Rapport accablant de la CEP: Frédéric Hainard devait démissionner

Il paraît évident que l’arrivée de Frédéric Hainard au Conseil d’Etat ne pouvait déboucher que sur un échec. Il n’était manifestement pas fait pour assumer la fonction de conseiller d’Etat.

C’est en résumé la conclusion de la Commission d’enquête parlementaire, qui a travaillé pendant près de 11 mois pour faire la lumière sur ce qu’on a appelé l’affaire Hainard.

Le contenu du rapport de la CEP a été dévoilé à la presse mercredi matin. Il compte une centaine de pages, il a été constitué sur la base d’un dossier de plus de 6000 pages de documents et après l’audition de 36 personnes. Les quatre membres de la commission, présidée par Veronika Pantillon, ont consacré près de 150 heures à des séances de travail.
 
 
Illégalité
 
Des méthodes inacceptables, inopportunes, déplacées, critiquables. Des méthodes sans doute illégales.

L’analyse de la CEP ne laisse planer aucun doute. Son rapport est accablant. Frédéric Hainard a multiplié les erreurs dans sa fonction de conseiller d’Etat. S’il ne l’avait pas donnée de lui-même, la commission aurait conclu ses travaux en demandant sa démission.

Frédéric Hainard est un homme qui a sans doute d’énormes qualités. Au premier contact, elles peuvent séduire, selon la CEP. Malheureusement, ces qualités se transforment vite en de gros défauts, cela en raison de ses traits de caractère. Le rapport décrit notamment l’ex-conseiller d’Etat comme un manipulateur.

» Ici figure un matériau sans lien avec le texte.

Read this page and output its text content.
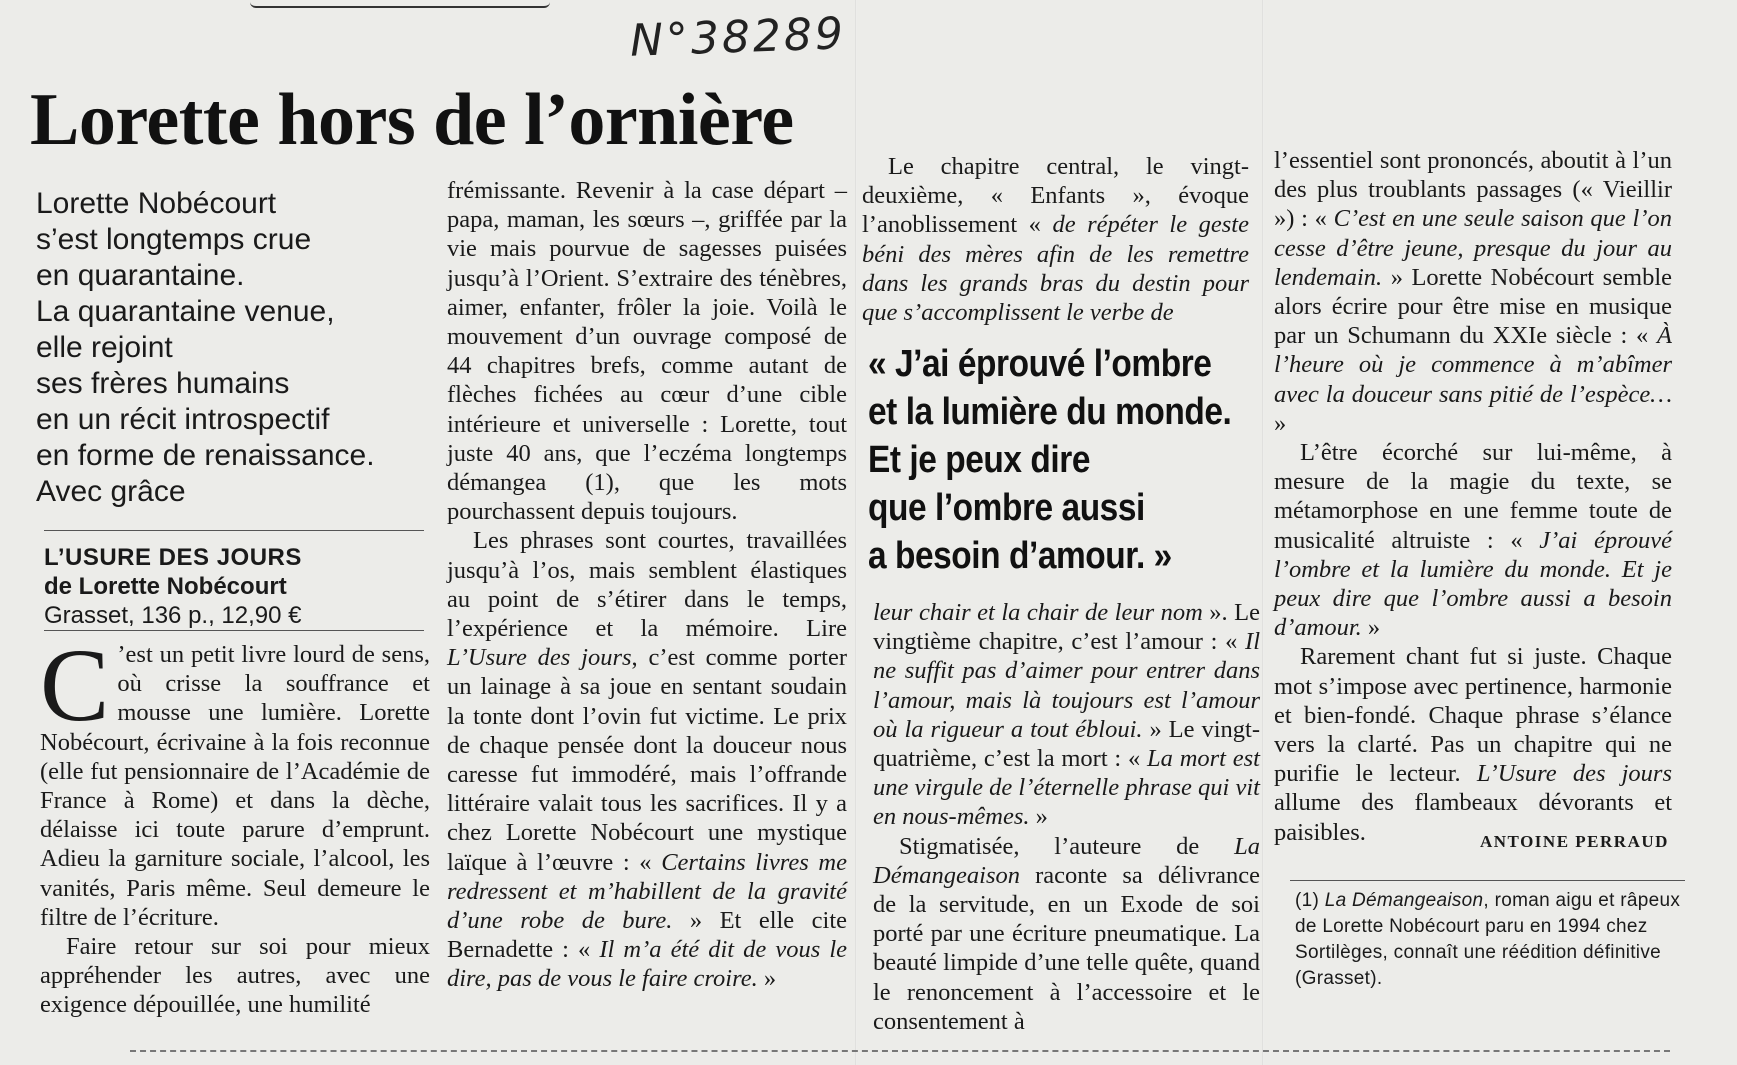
N°38289
Lorette hors de l’ornière
Lorette Nobécourt
s’est longtemps crue
en quarantaine.
La quarantaine venue,
elle rejoint
ses frères humains
en un récit introspectif
en forme de renaissance.
Avec grâce
L’USURE DES JOURS
de Lorette Nobécourt
Grasset, 136 p., 12,90 €

C ’est un petit livre lourd de sens, où crisse la souffrance et mousse une lumière. Lorette Nobécourt, écrivaine à la fois reconnue (elle fut pensionnaire de l’Académie de France à Rome) et dans la dèche, délaisse ici toute parure d’emprunt. Adieu la garniture sociale, l’alcool, les vanités, Paris même. Seul demeure le filtre de l’écriture.

Faire retour sur soi pour mieux appréhender les autres, avec une exigence dépouillée, une humilité

frémissante. Revenir à la case départ – papa, maman, les sœurs –, griffée par la vie mais pourvue de sagesses puisées jusqu’à l’Orient. S’extraire des ténèbres, aimer, enfanter, frôler la joie. Voilà le mouvement d’un ouvrage composé de 44 chapitres brefs, comme autant de flèches fichées au cœur d’une cible intérieure et universelle : Lorette, tout juste 40 ans, que l’eczéma longtemps démangea (1), que les mots pourchassent depuis toujours.

Les phrases sont courtes, travaillées jusqu’à l’os, mais semblent élastiques au point de s’étirer dans le temps, l’expérience et la mémoire. Lire L’Usure des jours, c’est comme porter un lainage à sa joue en sentant soudain la tonte dont l’ovin fut victime. Le prix de chaque pensée dont la douceur nous caresse fut immodéré, mais l’offrande littéraire valait tous les sacrifices. Il y a chez Lorette Nobécourt une mystique laïque à l’œuvre : « Certains livres me redressent et m’habillent de la gravité d’une robe de bure. » Et elle cite Bernadette : « Il m’a été dit de vous le dire, pas de vous le faire croire. »

Le chapitre central, le vingt-deuxième, « Enfants », évoque l’anoblissement « de répéter le geste béni des mères afin de les remettre dans les grands bras du destin pour que s’accomplissent le verbe de

« J’ai éprouvé l’ombre
et la lumière du monde.
Et je peux dire
que l’ombre aussi
a besoin d’amour. »

leur chair et la chair de leur nom ». Le vingtième chapitre, c’est l’amour : « Il ne suffit pas d’aimer pour entrer dans l’amour, mais là toujours est l’amour où la rigueur a tout ébloui. » Le vingt-quatrième, c’est la mort : « La mort est une virgule de l’éternelle phrase qui vit en nous-mêmes. »

Stigmatisée, l’auteure de La Démangeaison raconte sa délivrance de la servitude, en un Exode de soi porté par une écriture pneumatique. La beauté limpide d’une telle quête, quand le renoncement à l’accessoire et le consentement à

l’essentiel sont prononcés, aboutit à l’un des plus troublants passages (« Vieillir ») : « C’est en une seule saison que l’on cesse d’être jeune, presque du jour au lendemain. » Lorette Nobécourt semble alors écrire pour être mise en musique par un Schumann du XXIe siècle : « À l’heure où je commence à m’abîmer avec la douceur sans pitié de l’espèce… »

L’être écorché sur lui-même, à mesure de la magie du texte, se métamorphose en une femme toute de musicalité altruiste : « J’ai éprouvé l’ombre et la lumière du monde. Et je peux dire que l’ombre aussi a besoin d’amour. »

Rarement chant fut si juste. Chaque mot s’impose avec pertinence, harmonie et bien-fondé. Chaque phrase s’élance vers la clarté. Pas un chapitre qui ne purifie le lecteur. L’Usure des jours allume des flambeaux dévorants et paisibles.	ANTOINE PERRAUD
(1) La Démangeaison, roman aigu et râpeux de Lorette Nobécourt paru en 1994 chez Sortilèges, connaît une réédition définitive (Grasset).
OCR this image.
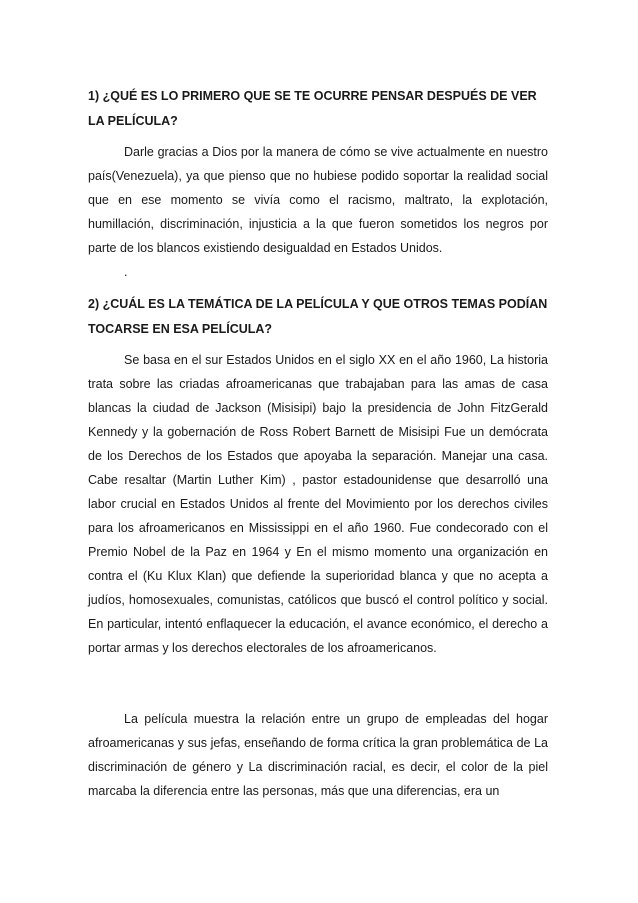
1) ¿QUÉ ES LO PRIMERO QUE SE TE OCURRE PENSAR DESPUÉS DE VER LA PELÍCULA?

Darle gracias a Dios por la manera de cómo se vive actualmente en nuestro país(Venezuela), ya que pienso que no hubiese podido soportar la realidad social que en ese momento se vivía como el racismo, maltrato, la explotación, humillación, discriminación, injusticia a la que fueron sometidos los negros por parte de los blancos existiendo desigualdad en Estados Unidos.

.

2) ¿CUÁL ES LA TEMÁTICA DE LA PELÍCULA Y QUE OTROS TEMAS PODÍAN TOCARSE EN ESA PELÍCULA?

Se basa en el sur Estados Unidos en el siglo XX en el año 1960, La historia trata sobre las criadas afroamericanas que trabajaban para las amas de casa blancas la ciudad de Jackson (Misisipi) bajo la presidencia de John FitzGerald Kennedy y la gobernación de Ross Robert Barnett de Misisipi Fue un demócrata de los Derechos de los Estados que apoyaba la separación. Manejar una casa. Cabe resaltar (Martin Luther Kim) , pastor estadounidense que desarrolló una labor crucial en Estados Unidos al frente del Movimiento por los derechos civiles para los afroamericanos en Mississippi en el año 1960. Fue condecorado con el Premio Nobel de la Paz en 1964 y En el mismo momento una organización en contra el (Ku Klux Klan) que defiende la superioridad blanca y que no acepta a judíos, homosexuales, comunistas, católicos que buscó el control político y social. En particular, intentó enflaquecer la educación, el avance económico, el derecho a portar armas y los derechos electorales de los afroamericanos.

La película muestra la relación entre un grupo de empleadas del hogar afroamericanas y sus jefas, enseñando de forma crítica la gran problemática de La discriminación de género y La discriminación racial, es decir, el color de la piel marcaba la diferencia entre las personas, más que una diferencias, era un
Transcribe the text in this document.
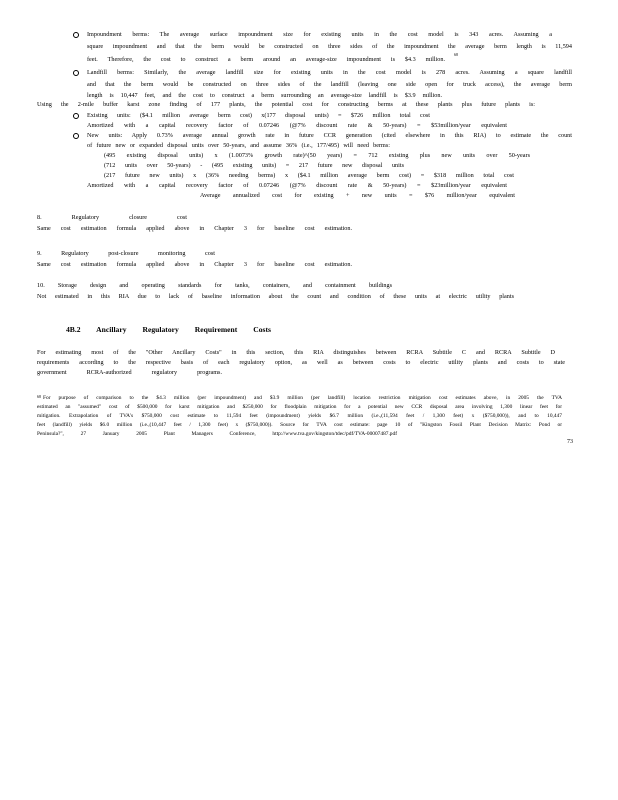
Impoundment berms: The average surface impoundment size for existing units in the cost model is 343 acres. Assuming a
square impoundment and that the berm would be constructed on three sides of the impoundment the average berm length is 11,594
feet. Therefore, the cost to construct a berm around an average-size impoundment is $4.3 million.
68
Landfill berms: Similarly, the average landfill size for existing units in the cost model is 278 acres. Assuming a square landfill
and that the berm would be constructed on three sides of the landfill (leaving one side open for truck access), the average berm
length is 10,447 feet, and the cost to construct a berm surrounding an average-size landfill is $3.9 million.
Using the 2-mile buffer karst zone finding of 177 plants, the potential cost for constructing berms at these plants plus future plants is:
Existing units: ($4.1 million average berm cost) x(177 disposal units) = $726 million total cost
Amortized with a capital recovery factor of 0.07246 (@7% discount rate & 50-years) = $53million/year equivalent
New units: Apply 0.73% average annual growth rate in future CCR generation (cited elsewhere in this RIA) to estimate the count
of future new or expanded disposal units over 50-years, and assume 36% (i.e., 177/495) will need berms:
(495 existing disposal units) x (1.0073% growth rate)^(50 years) = 712 existing plus new units over 50-years
(712 units over 50-years) - (495 existing units) = 217 future new disposal units
(217 future new units) x (36% needing berms) x ($4.1 million average berm cost) = $318 million total cost
Amortized with a capital recovery factor of 0.07246 (@7% discount rate & 50-years) = $23million/year equivalent
Average annualized cost for existing + new units = $76 million/year equivalent
8. Regulatory closure cost
Same cost estimation formula applied above in Chapter 3 for baseline cost estimation.
9. Regulatory post-closure monitoring cost
Same cost estimation formula applied above in Chapter 3 for baseline cost estimation.
10. Storage design and operating standards for tanks, containers, and containment buildings
Not estimated in this RIA due to lack of baseline information about the count and condition of these units at electric utility plants
4B.2 Ancillary Regulatory Requirement Costs
For estimating most of the "Other Ancillary Costs" in this section, this RIA distinguishes between RCRA Subtitle C and RCRA Subtitle D
requirements according to the respective basis of each regulatory option, as well as between costs to electric utility plants and costs to state
government RCRA-authorized regulatory programs.
68 For purpose of comparison to the $4.3 million (per impoundment) and $3.9 million (per landfill) location restriction mitigation cost estimates above, in 2005 the TVA
estimated an "assumed" cost of $500,000 for karst mitigation and $250,000 for floodplain mitigation for a potential new CCR disposal area involving 1,300 linear feet for
mitigation. Extrapolation of TVA's $750,000 cost estimate to 11,594 feet (impoundment) yields $6.7 million (i.e.,(11,594 feet / 1,300 feet) x ($750,000)), and to 10,447
feet (landfill) yields $6.0 million (i.e.,(10,447 feet / 1,300 feet) x ($750,000)). Source for TVA cost estimate: page 10 of "Kingston Fossil Plant Decision Matrix: Pond or
Peninsula?", 27 January 2005 Plant Managers Conference, http://www.tva.gov/kingston/tdec/pdf/TVA-00007487.pdf
73
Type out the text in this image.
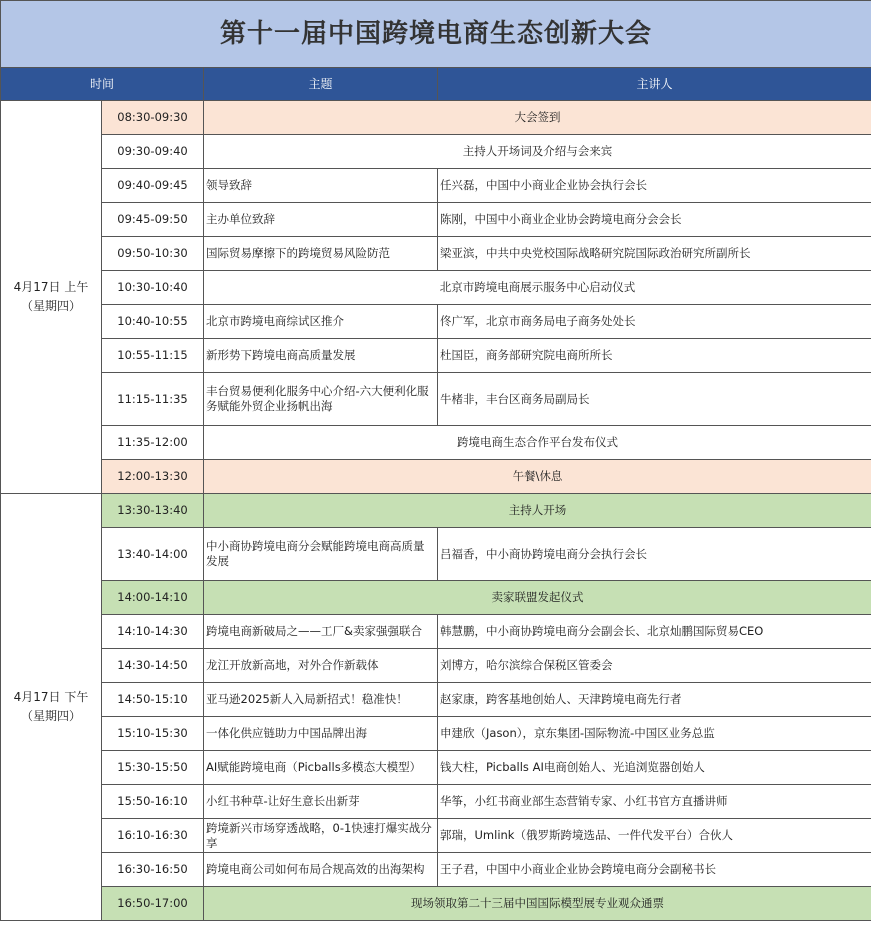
第十一届中国跨境电商生态创新大会			
时间		主题	主讲人

4月17日 上午
（星期四）	08:30-09:30	大会签到	
	09:30-09:40	主持人开场词及介绍与会来宾	
	09:40-09:45	领导致辞	任兴磊，中国中小商业企业协会执行会长
	09:45-09:50	主办单位致辞	陈刚，中国中小商业企业协会跨境电商分会会长
	09:50-10:30	国际贸易摩擦下的跨境贸易风险防范	梁亚滨，中共中央党校国际战略研究院国际政治研究所副所长
	10:30-10:40	北京市跨境电商展示服务中心启动仪式	
	10:40-10:55	北京市跨境电商综试区推介	佟广军，北京市商务局电子商务处处长
	10:55-11:15	新形势下跨境电商高质量发展	杜国臣，商务部研究院电商所所长
	11:15-11:35	丰台贸易便利化服务中心介绍-六大便利化服务赋能外贸企业扬帆出海	牛楮非，丰台区商务局副局长
	11:35-12:00	跨境电商生态合作平台发布仪式	
	12:00-13:30	午餐\休息	

4月17日 下午
（星期四）	13:30-13:40	主持人开场	
	13:40-14:00	中小商协跨境电商分会赋能跨境电商高质量发展	吕福香，中小商协跨境电商分会执行会长
	14:00-14:10	卖家联盟发起仪式	
	14:10-14:30	跨境电商新破局之——工厂&卖家强强联合	韩慧鹏，中小商协跨境电商分会副会长、北京灿鹏国际贸易CEO
	14:30-14:50	龙江开放新高地，对外合作新载体	刘博方，哈尔滨综合保税区管委会
	14:50-15:10	亚马逊2025新人入局新招式！稳准快！	赵家康，跨客基地创始人、天津跨境电商先行者
	15:10-15:30	一体化供应链助力中国品牌出海	申建欣（Jason），京东集团-国际物流-中国区业务总监
	15:30-15:50	AI赋能跨境电商（Picballs多模态大模型）	钱大柱，Picballs AI电商创始人、光追浏览器创始人
	15:50-16:10	小红书种草-让好生意长出新芽	华筝，小红书商业部生态营销专家、小红书官方直播讲师
	16:10-16:30	跨境新兴市场穿透战略，0-1快速打爆实战分享	郭瑞，Umlink（俄罗斯跨境选品、一件代发平台）合伙人
	16:30-16:50	跨境电商公司如何布局合规高效的出海架构	王子君，中国中小商业企业协会跨境电商分会副秘书长
	16:50-17:00	现场领取第二十三届中国国际模型展专业观众通票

Dans l’affaire Olivia, considérée comme la plus grave dans le rapport, Frédéric Hainard a usé de méthodes hautement critiquables, qualifiées de sans doute illégales.
 
 
Orientation policière
 
Il a aussi outrepassé ses compétences en matière de recrutement, lorsqu’il a engagé sa maîtresse. La commission relève qu’elle n’avait pas les compétences requises. Il s’avère par ailleurs que tous les nouveaux collaborateurs engagés à l’Office de contrôle sont issus de la Police neuchâteloise. Frédéric Hainard les connaissait personnellement de l’époque où il était lui-même officier de police. La CEP souligne l’orientation policière donnée à l’office. D’où la naissance de deux clans : les anciens collaborateurs et les nouveaux. De fortes tensions, avec à la clé plusieurs démissions.
 
 
Mensonge
 
Le mensonge est par ailleurs l’un des nombreux reproches adressés à Frédéric Hainard. La CEP constate que le Conseil d’Etat dans son ensemble l’a soutenu après les premiers articles de presse qui dénonçaient sa liaison avec sa collaboratrice. Le libéral-radical a nié auprès de ses collègues, en affirmant qu’il s’agissait d’une connaissance de longue date.

Le tournant se situe au moment où Hainard avoue publiquement sa liaison amoureuse, le 28 mai. Deux jours plus tard, le président du Conseil d’Etat convoque une séance extraordinaire et propose sa démission. Mais il est minorisé. Et Frédéric Hainard refuse.

 
Division
 
La suite, on la connaît. Le Gouvernement est divisé. D’un côté Jean Studer et Claude Nicati. De l’autre Gisèle Ory, Philippe Gnaegi et Frédéric Hainard, qui vont jusqu’à se retrouver deux fois an aparté dans un restaurant à Anet.

Frédéric Hainard annoncera sa démission le 22 août.

La CEP relève encore dans son rapport que pendant la période Hainard, c’est l’individualisme et la rivalité permanente qui ont prévalu au sein du Conseil d’Etat.

Le Parti libéral-radical neuchâtelois en prend aussi pour son grade. La CEP estime qu’il a une part de responsabilité en ayant présenté la candidature de Frédéric Hainard.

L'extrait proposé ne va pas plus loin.